Но если бы моя мать была жива, она, я уверен, встала бы на вашу сторону и тоже обозвала бы меня негодяем. — Он с неприкрытой угрозой посмотрел на Барнарда:
— Увы, я, бесспорно, сын своего отца.
Элли как загипнотизированная молча стояла и слушала этот обмен любезностями. Николас повернулся к ней. Взгляд его голубых глаз был холоден, бесстрастен и пронзителен. Дрейк даже показался ей сейчас выше, чем она помнила. Он был собран, элегантен, черные волосы чуть длиннее, чем полагалось, но тщательно причесаны. Будь она слабой натурой, с радостью упала бы сейчас в обморок, лишь бы прекратился этот кошмар.
— Уходи!
Николас лишь слегка приподнял смоляные брови:
— Послушайте, миссис Монро, — в голосе его зазвенел металл, — разве так обращаются с клиентом, который хочет заплатить вам за работу?

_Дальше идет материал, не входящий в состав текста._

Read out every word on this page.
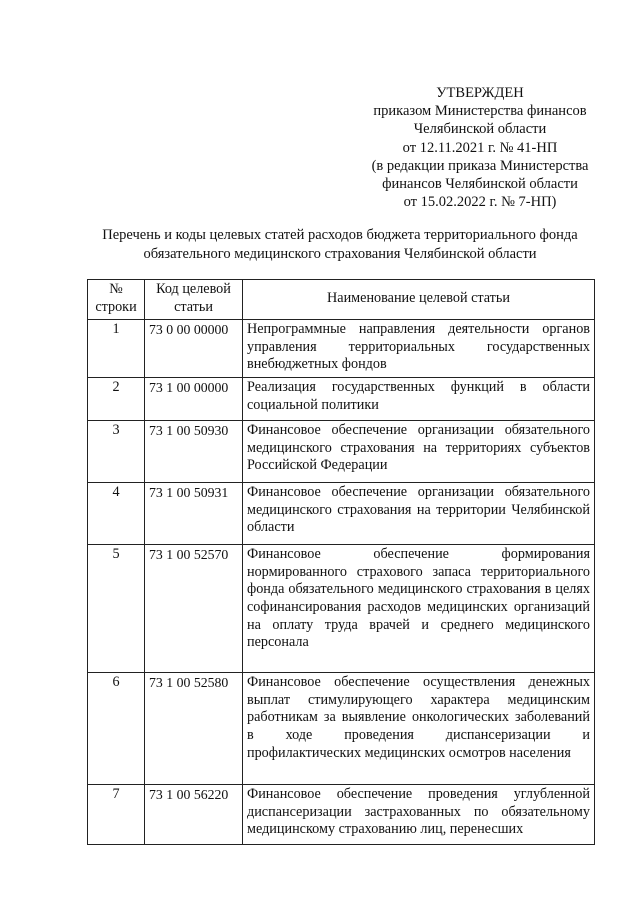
УТВЕРЖДЕН
приказом Министерства финансов
Челябинской области
от 12.11.2021 г. № 41-НП
(в редакции приказа Министерства
финансов Челябинской области
от 15.02.2022 г. № 7-НП)
Перечень и коды целевых статей расходов бюджета территориального фонда
обязательного медицинского страхования Челябинской области
№ строки	Код целевой статьи	Наименование целевой статьи
1	73 0 00 00000	Непрограммные направления деятельности органов управления территориальных государственных внебюджетных фондов
2	73 1 00 00000	Реализация государственных функций в области социальной политики
3	73 1 00 50930	Финансовое обеспечение организации обязательного медицинского страхования на территориях субъектов Российской Федерации
4	73 1 00 50931	Финансовое обеспечение организации обязательного медицинского страхования на территории Челябинской области
5	73 1 00 52570	Финансовое обеспечение формирования нормированного страхового запаса территориального фонда обязательного медицинского страхования в целях софинансирования расходов медицинских организаций на оплату труда врачей и среднего медицинского персонала
6	73 1 00 52580	Финансовое обеспечение осуществления денежных выплат стимулирующего характера медицинским работникам за выявление онкологических заболеваний в ходе проведения диспансеризации и профилактических медицинских осмотров населения
7	73 1 00 56220	Финансовое обеспечение проведения углубленной диспансеризации застрахованных по обязательному медицинскому страхованию лиц, перенесших
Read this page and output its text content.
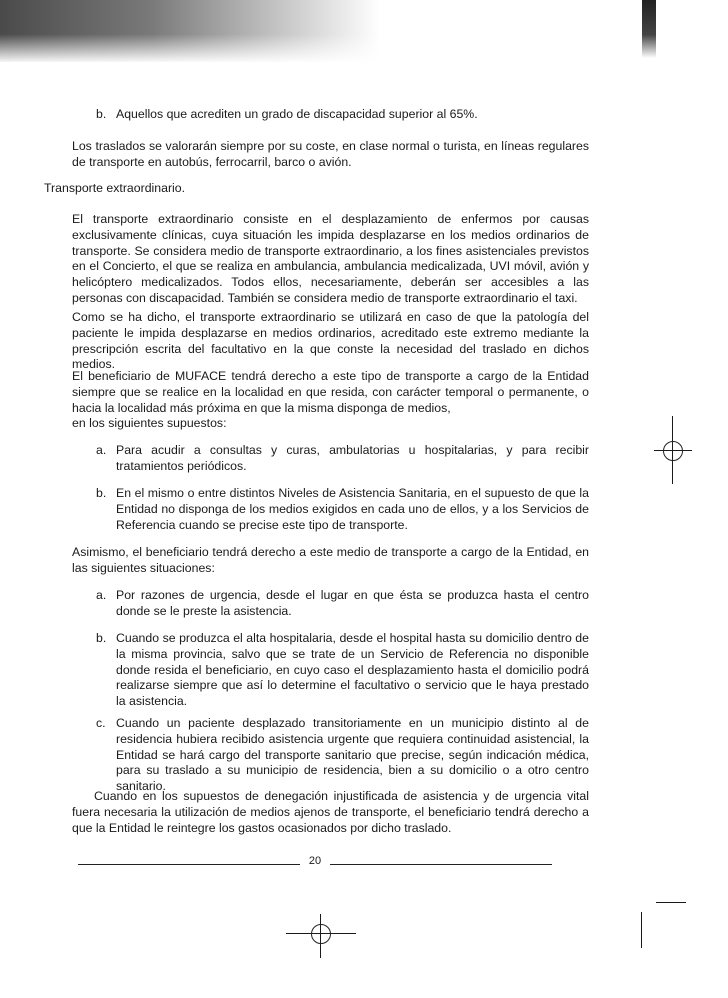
b. Aquellos que acrediten un grado de discapacidad superior al 65%.

Los traslados se valorarán siempre por su coste, en clase normal o turista, en líneas regulares de transporte en autobús, ferrocarril, barco o avión.

Transporte extraordinario.

El transporte extraordinario consiste en el desplazamiento de enfermos por causas exclusivamente clínicas, cuya situación les impida desplazarse en los medios ordinarios de transporte. Se considera medio de transporte extraordinario, a los fines asistenciales previstos en el Concierto, el que se realiza en ambulancia, ambulancia medicalizada, UVI móvil, avión y helicóptero medicalizados. Todos ellos, necesariamente, deberán ser accesibles a las personas con discapacidad. También se considera medio de transporte extraordinario el taxi.

Como se ha dicho, el transporte extraordinario se utilizará en caso de que la patología del paciente le impida desplazarse en medios ordinarios, acreditado este extremo mediante la prescripción escrita del facultativo en la que conste la necesidad del traslado en dichos medios.

El beneficiario de MUFACE tendrá derecho a este tipo de transporte a cargo de la Entidad siempre que se realice en la localidad en que resida, con carácter temporal o permanente, o hacia la localidad más próxima en que la misma disponga de medios,
en los siguientes supuestos:

a. Para acudir a consultas y curas, ambulatorias u hospitalarias, y para recibir tratamientos periódicos.
b. En el mismo o entre distintos Niveles de Asistencia Sanitaria, en el supuesto de que la Entidad no disponga de los medios exigidos en cada uno de ellos, y a los Servicios de Referencia cuando se precise este tipo de transporte.

Asimismo, el beneficiario tendrá derecho a este medio de transporte a cargo de la Entidad, en las siguientes situaciones:

a. Por razones de urgencia, desde el lugar en que ésta se produzca hasta el centro donde se le preste la asistencia.
b. Cuando se produzca el alta hospitalaria, desde el hospital hasta su domicilio dentro de la misma provincia, salvo que se trate de un Servicio de Referencia no disponible donde resida el beneficiario, en cuyo caso el desplazamiento hasta el domicilio podrá realizarse siempre que así lo determine el facultativo o servicio que le haya prestado la asistencia.
c. Cuando un paciente desplazado transitoriamente en un municipio distinto al de residencia hubiera recibido asistencia urgente que requiera continuidad asistencial, la Entidad se hará cargo del transporte sanitario que precise, según indicación médica, para su traslado a su municipio de residencia, bien a su domicilio o a otro centro sanitario.

Cuando en los supuestos de denegación injustificada de asistencia y de urgencia vital fuera necesaria la utilización de medios ajenos de transporte, el beneficiario tendrá derecho a que la Entidad le reintegre los gastos ocasionados por dicho traslado.

20
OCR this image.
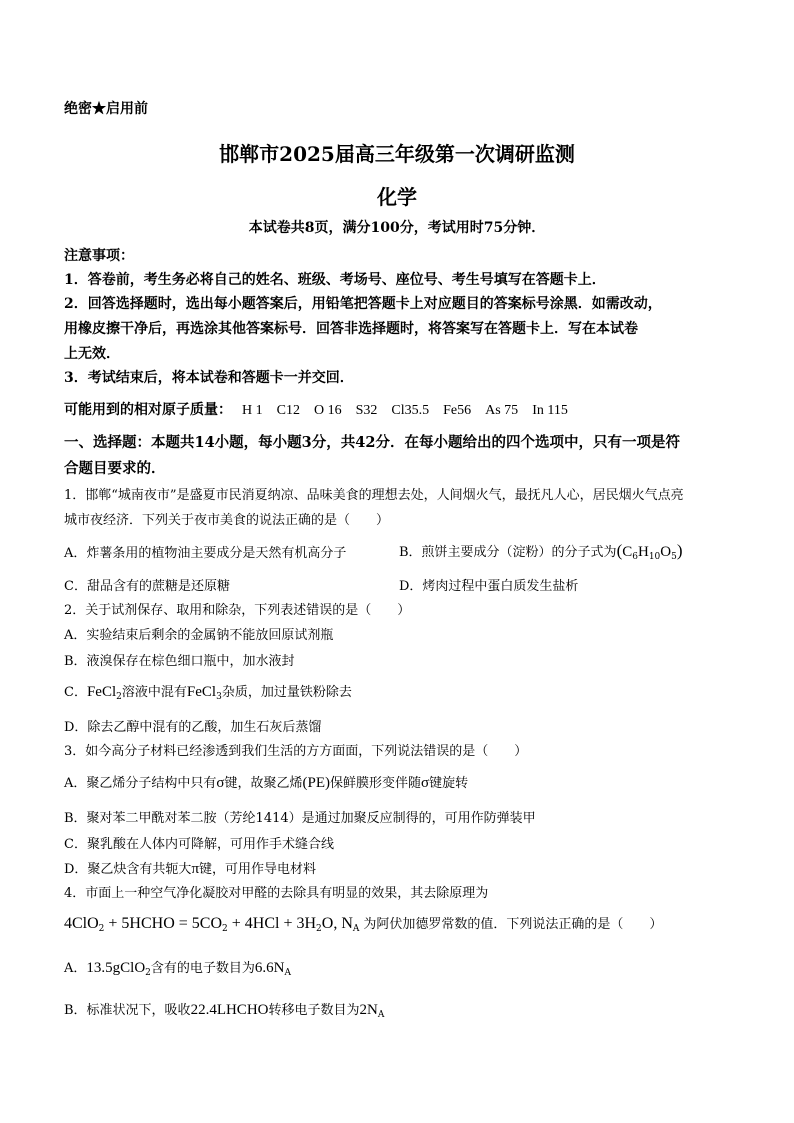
绝密★启用前
邯郸市2025届高三年级第一次调研监测
化学
本试卷共8页，满分100分，考试用时75分钟．
注意事项：
1．答卷前，考生务必将自己的姓名、班级、考场号、座位号、考生号填写在答题卡上．
2．回答选择题时，选出每小题答案后，用铅笔把答题卡上对应题目的答案标号涂黑．如需改动，
用橡皮擦干净后，再选涂其他答案标号．回答非选择题时，将答案写在答题卡上．写在本试卷
上无效．
3．考试结束后，将本试卷和答题卡一并交回．
可能用到的相对原子质量： H 1 C12 O 16 S32 Cl35.5 Fe56 As 75 In 115
一、选择题：本题共14小题，每小题3分，共42分．在每小题给出的四个选项中，只有一项是符
合题目要求的．
1．邯郸“城南夜市”是盛夏市民消夏纳凉、品味美食的理想去处，人间烟火气，最抚凡人心，居民烟火气点亮
城市夜经济．下列关于夜市美食的说法正确的是（　　）
A．炸薯条用的植物油主要成分是天然有机高分子	B．煎饼主要成分（淀粉）的分子式为$(C_6H_{10}O_5)$
C．甜品含有的蔗糖是还原糖	D．烤肉过程中蛋白质发生盐析
2．关于试剂保存、取用和除杂，下列表述错误的是（　　）
A．实验结束后剩余的金属钠不能放回原试剂瓶
B．液溴保存在棕色细口瓶中，加水液封
C．FeCl$_2$溶液中混有FeCl$_3$杂质，加过量铁粉除去
D．除去乙醇中混有的乙酸，加生石灰后蒸馏
3．如今高分子材料已经渗透到我们生活的方方面面，下列说法错误的是（　　）
A．聚乙烯分子结构中只有σ键，故聚乙烯(PE)保鲜膜形变伴随σ键旋转
B．聚对苯二甲酰对苯二胺（芳纶1414）是通过加聚反应制得的，可用作防弹装甲
C．聚乳酸在人体内可降解，可用作手术缝合线
D．聚乙炔含有共轭大π键，可用作导电材料
4．市面上一种空气净化凝胶对甲醛的去除具有明显的效果，其去除原理为
4ClO$_2$ + 5HCHO = $5CO_2 + 4HCl + 3H_2O$, $N_A$ 为阿伏加德罗常数的值．下列说法正确的是（　　）
A．13.5gClO$_2$含有的电子数目为$6.6N_A$
B．标准状况下，吸收22.4LHCHO转移电子数目为$2N_A$
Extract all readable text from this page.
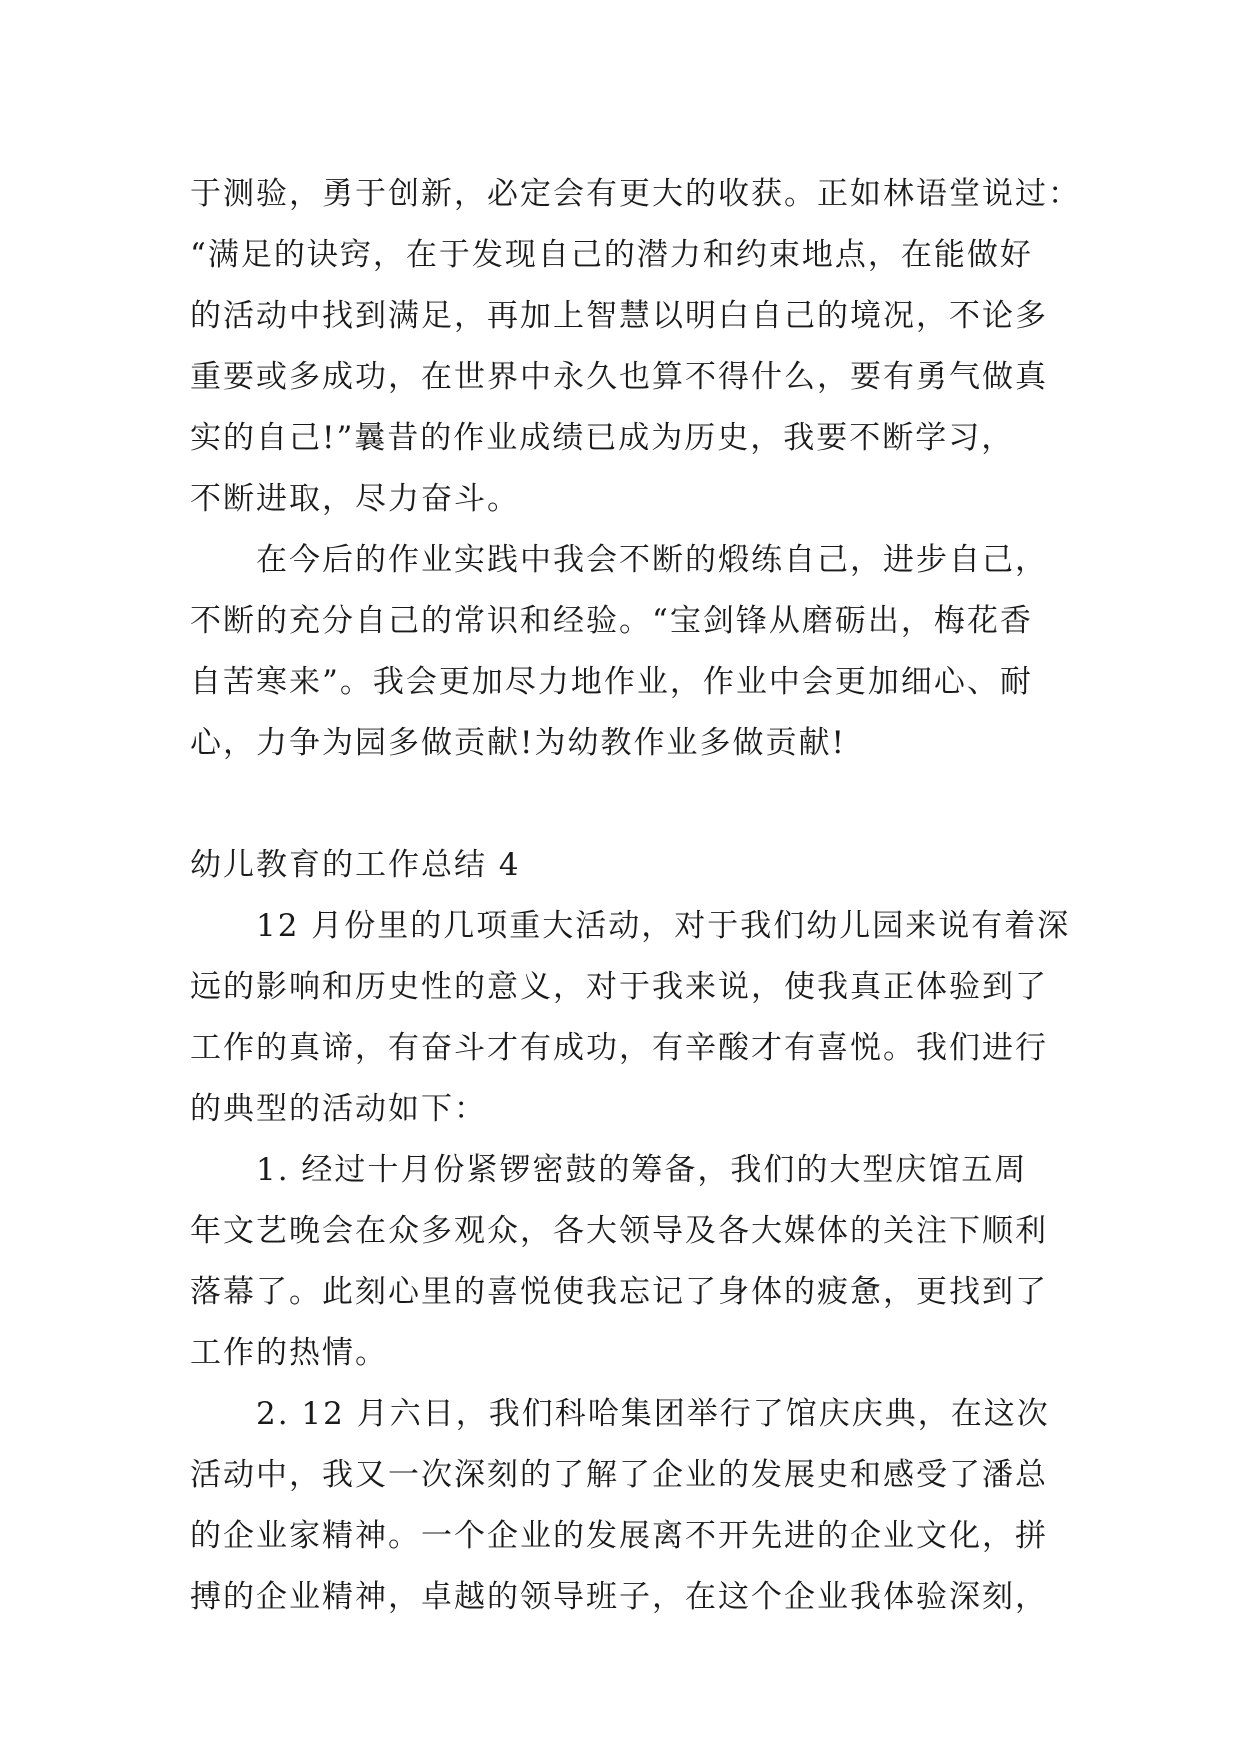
于测验，勇于创新，必定会有更大的收获。正如林语堂说过：
“满足的诀窍，在于发现自己的潜力和约束地点，在能做好
的活动中找到满足，再加上智慧以明白自己的境况，不论多
重要或多成功，在世界中永久也算不得什么，要有勇气做真
实的自己!”曩昔的作业成绩已成为历史，我要不断学习，
不断进取，尽力奋斗。
在今后的作业实践中我会不断的煅练自己，进步自己，
不断的充分自己的常识和经验。“宝剑锋从磨砺出，梅花香
自苦寒来”。我会更加尽力地作业，作业中会更加细心、耐
心，力争为园多做贡献!为幼教作业多做贡献!
幼儿教育的工作总结 4
12 月份里的几项重大活动，对于我们幼儿园来说有着深
远的影响和历史性的意义，对于我来说，使我真正体验到了
工作的真谛，有奋斗才有成功，有辛酸才有喜悦。我们进行
的典型的活动如下：
1. 经过十月份紧锣密鼓的筹备，我们的大型庆馆五周
年文艺晚会在众多观众，各大领导及各大媒体的关注下顺利
落幕了。此刻心里的喜悦使我忘记了身体的疲惫，更找到了
工作的热情。
2. 12 月六日，我们科哈集团举行了馆庆庆典，在这次
活动中，我又一次深刻的了解了企业的发展史和感受了潘总
的企业家精神。一个企业的发展离不开先进的企业文化，拼
搏的企业精神，卓越的领导班子，在这个企业我体验深刻，
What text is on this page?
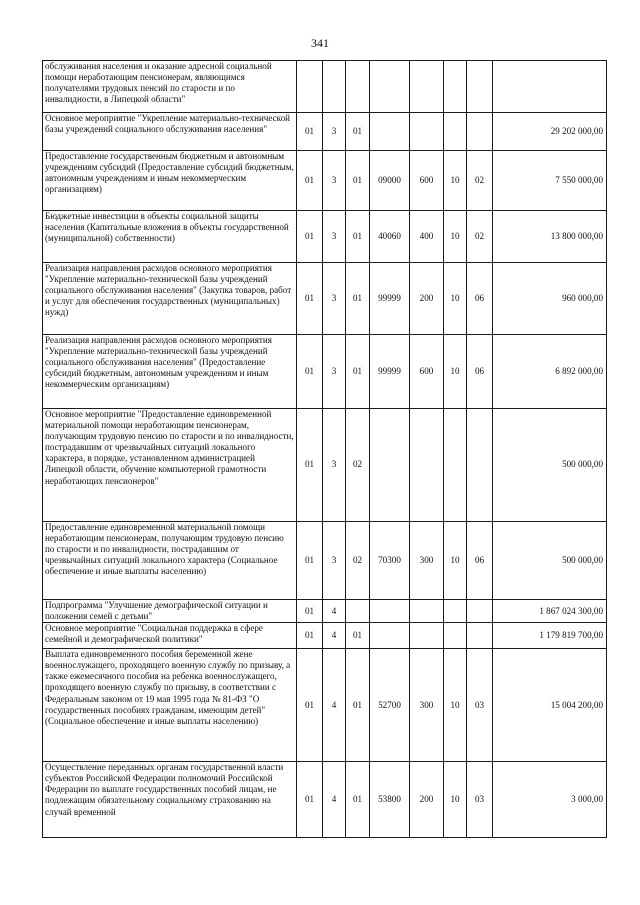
341
обслуживания населения и оказание адресной социальной помощи неработающим пенсионерам, являющимся получателями трудовых пенсий по старости и по инвалидности, в Липецкой области"								
Основное мероприятие "Укрепление материально-технической базы учреждений социального обслуживания населения"	01	3	01					29 202 000,00
Предоставление государственным бюджетным и автономным учреждениям субсидий (Предоставление субсидий бюджетным, автономным учреждениям и иным некоммерческим организациям)	01	3	01	09000	600	10	02	7 550 000,00
Бюджетные инвестиции в объекты социальной защиты населения (Капитальные вложения в объекты государственной (муниципальной) собственности)	01	3	01	40060	400	10	02	13 800 000,00
Реализация направления расходов основного мероприятия "Укрепление материально-технической базы учреждений социального обслуживания населения" (Закупка товаров, работ и услуг для обеспечения государственных (муниципальных) нужд)	01	3	01	99999	200	10	06	960 000,00
Реализация направления расходов основного мероприятия "Укрепление материально-технической базы учреждений социального обслуживания населения" (Предоставление субсидий бюджетным, автономным учреждениям и иным некоммерческим организациям)	01	3	01	99999	600	10	06	6 892 000,00
Основное мероприятие "Предоставление единовременной материальной помощи неработающим пенсионерам, получающим трудовую пенсию по старости и по инвалидности, пострадавшим от чрезвычайных ситуаций локального характера, в порядке, установленном администрацией Липецкой области, обучение компьютерной грамотности неработающих пенсионеров"	01	3	02					500 000,00
Предоставление единовременной материальной помощи неработающим пенсионерам, получающим трудовую пенсию по старости и по инвалидности, пострадавшим от чрезвычайных ситуаций локального характера (Социальное обеспечение и иные выплаты населению)	01	3	02	70300	300	10	06	500 000,00
Подпрограмма "Улучшение демографической ситуации и положения семей с детьми"	01	4						1 867 024 300,00
Основное мероприятие "Социальная поддержка в сфере семейной и демографической политики"	01	4	01					1 179 819 700,00
Выплата единовременного пособия беременной жене военнослужащего, проходящего военную службу по призыву, а также ежемесячного пособия на ребенка военнослужащего, проходящего военную службу по призыву, в соответствии с Федеральным законом от 19 мая 1995 года № 81-ФЗ "О государственных пособиях гражданам, имеющим детей" (Социальное обеспечение и иные выплаты населению)	01	4	01	52700	300	10	03	15 004 200,00
Осуществление переданных органам государственной власти субъектов Российской Федерации полномочий Российской Федерации по выплате государственных пособий лицам, не подлежащим обязательному социальному страхованию на случай временной	01	4	01	53800	200	10	03	3 000,00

— Николас, я имела в виду именно это — уходи из моего дома, — тихо, но непреклонно проговорила Элли. Он небрежно протянул свою шляпу Барнарду.
— Вы никогда не отличались гостеприимством, но я вас прощаю. Ох!
Дрейк сам настолько поразился своим словам, что у него расширились глаза. Элли это, конечно, заметила. Но глаза его мгновенно сузились. Да нет, он ничего ей не простит. Ни отсутствия гостеприимства, ни нанесенной обиды.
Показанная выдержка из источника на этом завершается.